Arrêté à Milan pour avoir loué lÉtat islamique et planifié un voyage au Maroc

02 June 2026 Publié | Traduit de l'espagnol

La police italienne a arrêté à Milan un jeune homme de 21 ans qui publiait des messages de soutien à l'État islamique sur les réseaux sociaux, où il affirmait qu'il rendrait l'Italie meilleure. Les autorités lui ont saisi un billet d'avion pour le Maroc et soupçonnent qu'il planifiait un attentat inspiré de celui de Modène. L'affaire maintient l'alerte antiterroriste active.

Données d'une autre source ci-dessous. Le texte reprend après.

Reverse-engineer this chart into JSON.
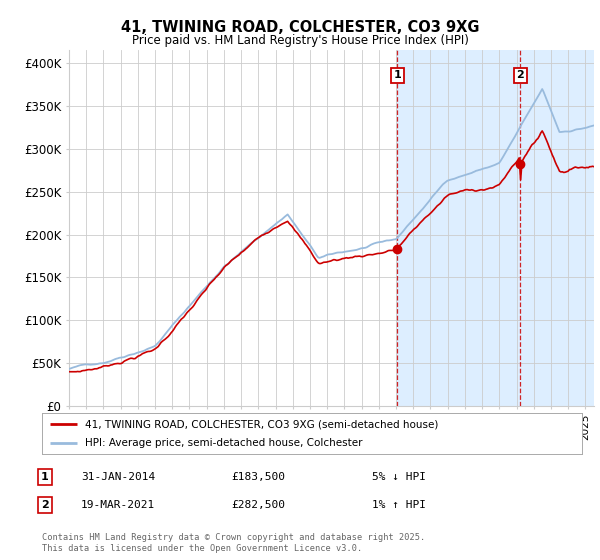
{
  "title": "41, TWINING ROAD, COLCHESTER, CO3 9XG",
  "subtitle": "Price paid vs. HM Land Registry's House Price Index (HPI)",
  "ylabel_ticks": [
    "£0",
    "£50K",
    "£100K",
    "£150K",
    "£200K",
    "£250K",
    "£300K",
    "£350K",
    "£400K"
  ],
  "ytick_values": [
    0,
    50000,
    100000,
    150000,
    200000,
    250000,
    300000,
    350000,
    400000
  ],
  "ylim": [
    0,
    415000
  ],
  "xlim_start": 1995.0,
  "xlim_end": 2025.5,
  "vline1_x": 2014.08,
  "vline2_x": 2021.21,
  "point1_x": 2014.08,
  "point1_y": 183500,
  "point2_x": 2021.21,
  "point2_y": 282500,
  "legend_line1": "41, TWINING ROAD, COLCHESTER, CO3 9XG (semi-detached house)",
  "legend_line2": "HPI: Average price, semi-detached house, Colchester",
  "ann1_label": "1",
  "ann1_date": "31-JAN-2014",
  "ann1_price": "£183,500",
  "ann1_pct": "5% ↓ HPI",
  "ann2_label": "2",
  "ann2_date": "19-MAR-2021",
  "ann2_price": "£282,500",
  "ann2_pct": "1% ↑ HPI",
  "footer": "Contains HM Land Registry data © Crown copyright and database right 2025.\nThis data is licensed under the Open Government Licence v3.0.",
  "line_red_color": "#cc0000",
  "line_blue_color": "#99bbdd",
  "vline_color": "#cc0000",
  "span_color": "#ddeeff",
  "background_color": "#ffffff",
  "grid_color": "#cccccc"
}
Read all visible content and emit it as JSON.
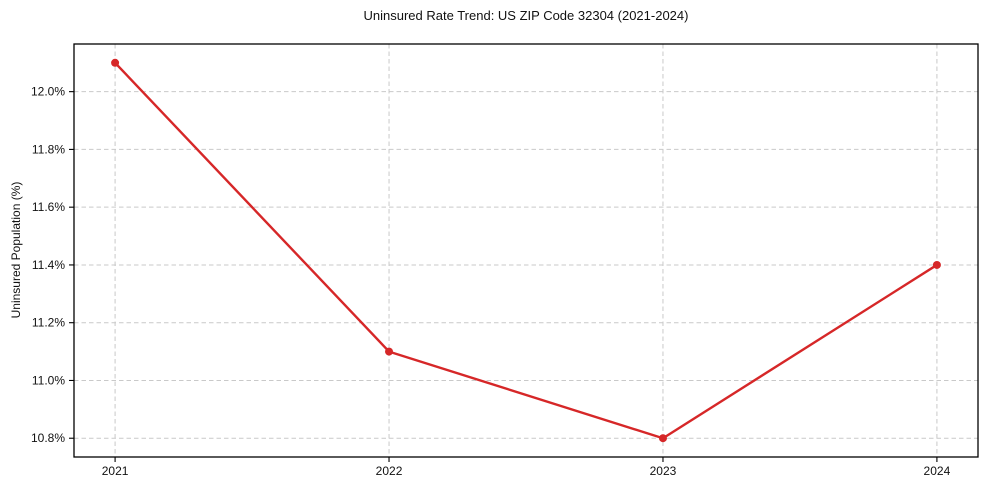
{
  "chart_data": {
    "type": "line",
    "title": "Uninsured Rate Trend: US ZIP Code 32304 (2021-2024)",
    "xlabel": "",
    "ylabel": "Uninsured Population (%)",
    "x": [
      2021,
      2022,
      2023,
      2024
    ],
    "values": [
      12.1,
      11.1,
      10.8,
      11.4
    ],
    "xlim": [
      2020.85,
      2024.15
    ],
    "ylim": [
      10.735,
      12.165
    ],
    "xticks": {
      "values": [
        2021,
        2022,
        2023,
        2024
      ],
      "labels": [
        "2021",
        "2022",
        "2023",
        "2024"
      ]
    },
    "yticks": {
      "values": [
        10.8,
        11.0,
        11.2,
        11.4,
        11.6,
        11.8,
        12.0
      ],
      "labels": [
        "10.8%",
        "11.0%",
        "11.2%",
        "11.4%",
        "11.6%",
        "11.8%",
        "12.0%"
      ]
    },
    "grid": true,
    "grid_style": "dashed",
    "legend": "none",
    "colors": {
      "line": "#d62728",
      "marker": "#d62728",
      "grid": "#c9c9c9",
      "frame": "#000000",
      "text": "#111111"
    }
  }
}
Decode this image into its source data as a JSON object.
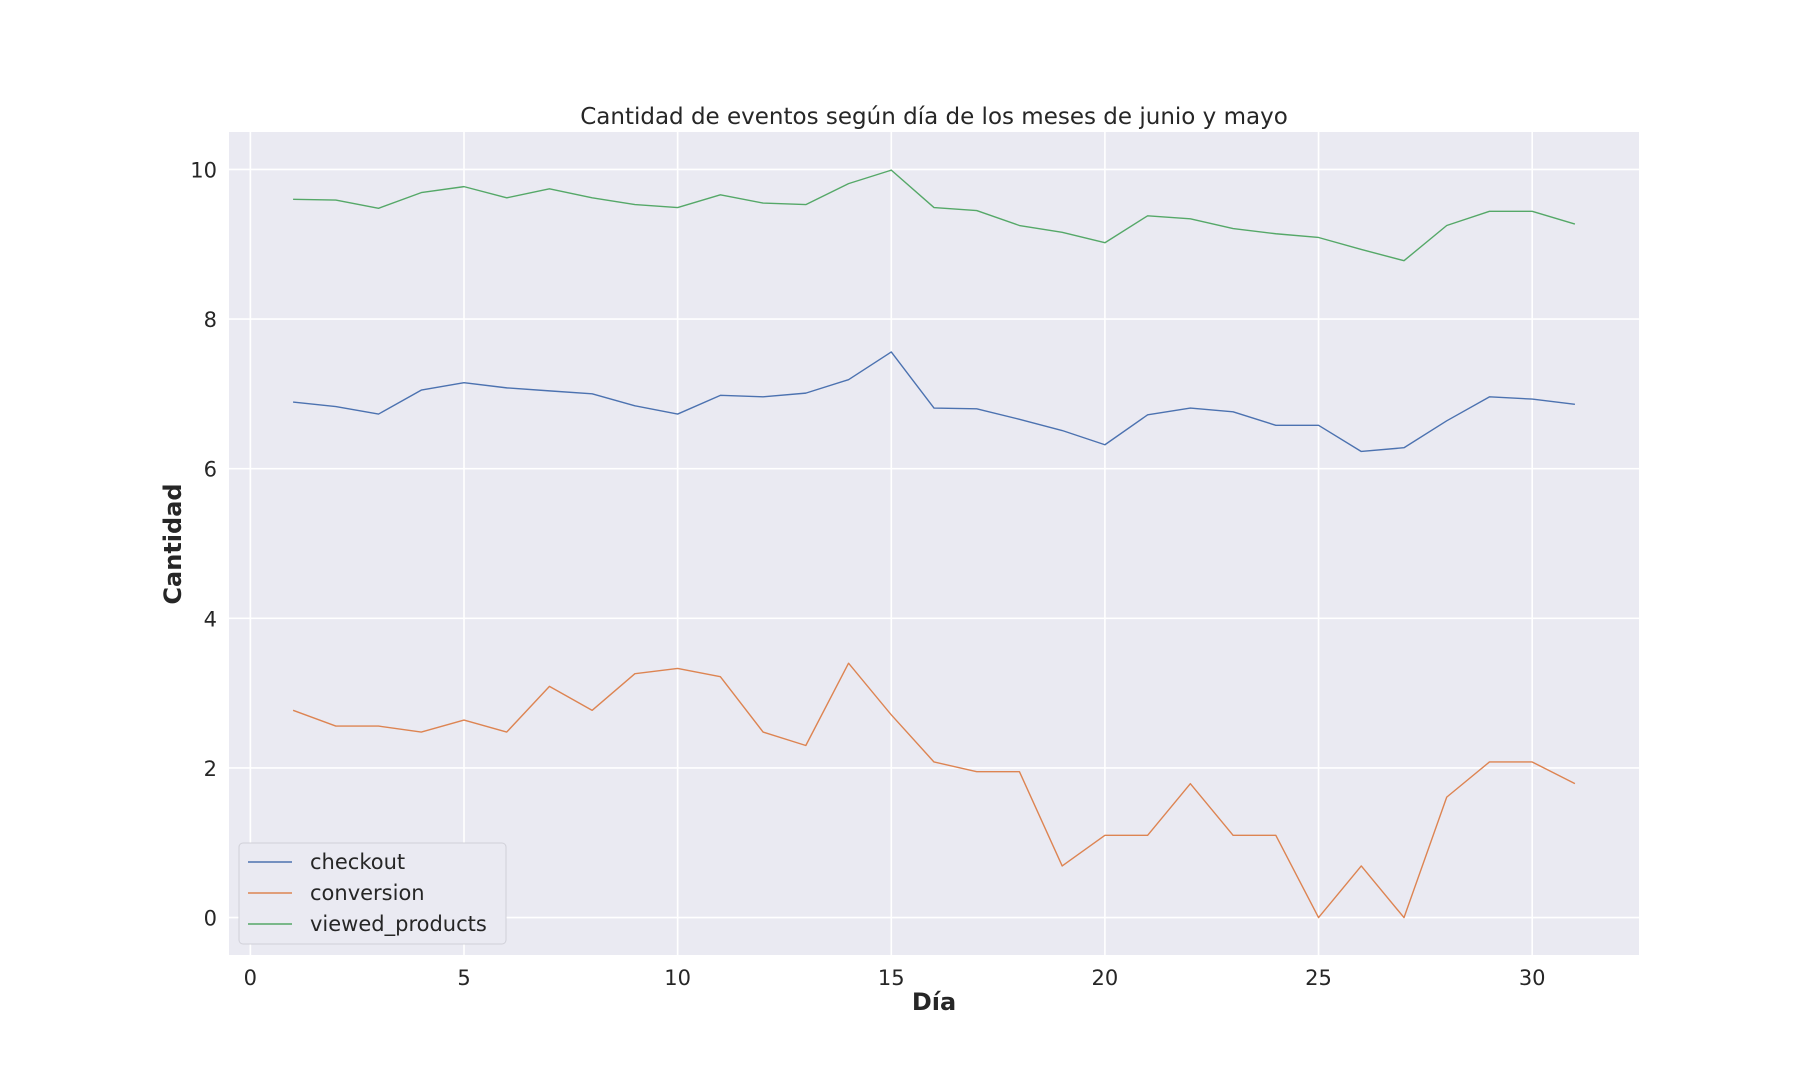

jeune homme menotté escorté par deux policiers à l'intérieur d'un terminal d'aéroport moderne, un agent tenant un billet d'avion imprimé tandis qu'un autre examine un smartphone affichant des messages sur les réseaux sociaux avec des drapeaux de l'État islamique, point de contrôle de sécurité en arrière-plan avec scanner à rayons X et détecteur de métaux, panneau de départ de l'aéroport indiquant un vol pour le Maroc, style cinématographique photoréaliste, éclairage fluorescent dramatique au plafond, atmosphère tendue, uniformes de police avec insignes visibles et équipement radio, mouvement flou des voyageurs en arrière-plan, expressions faciales ultra-détaillées de soumission et d'autorité, palette de couleurs froides bleues et grises

Systèmes de surveillance numérique et algorithmes de détection précoce 🤖

L'arrestation a été rendue possible grâce au croisement de données entre les plateformes sociales et les bases de données policières via des systèmes d'intelligence artificielle. Ces outils analysent les modèles de langage, la fréquence des publications et les connexions avec des profils à risque. L'algorithme identifie des termes clés comme attaque ou djihad sans nécessiter de révision humaine totale, bien qu'il nécessite une validation ultérieure par des agents spécialisés pour éviter les faux positifs dans la surveillance numérique.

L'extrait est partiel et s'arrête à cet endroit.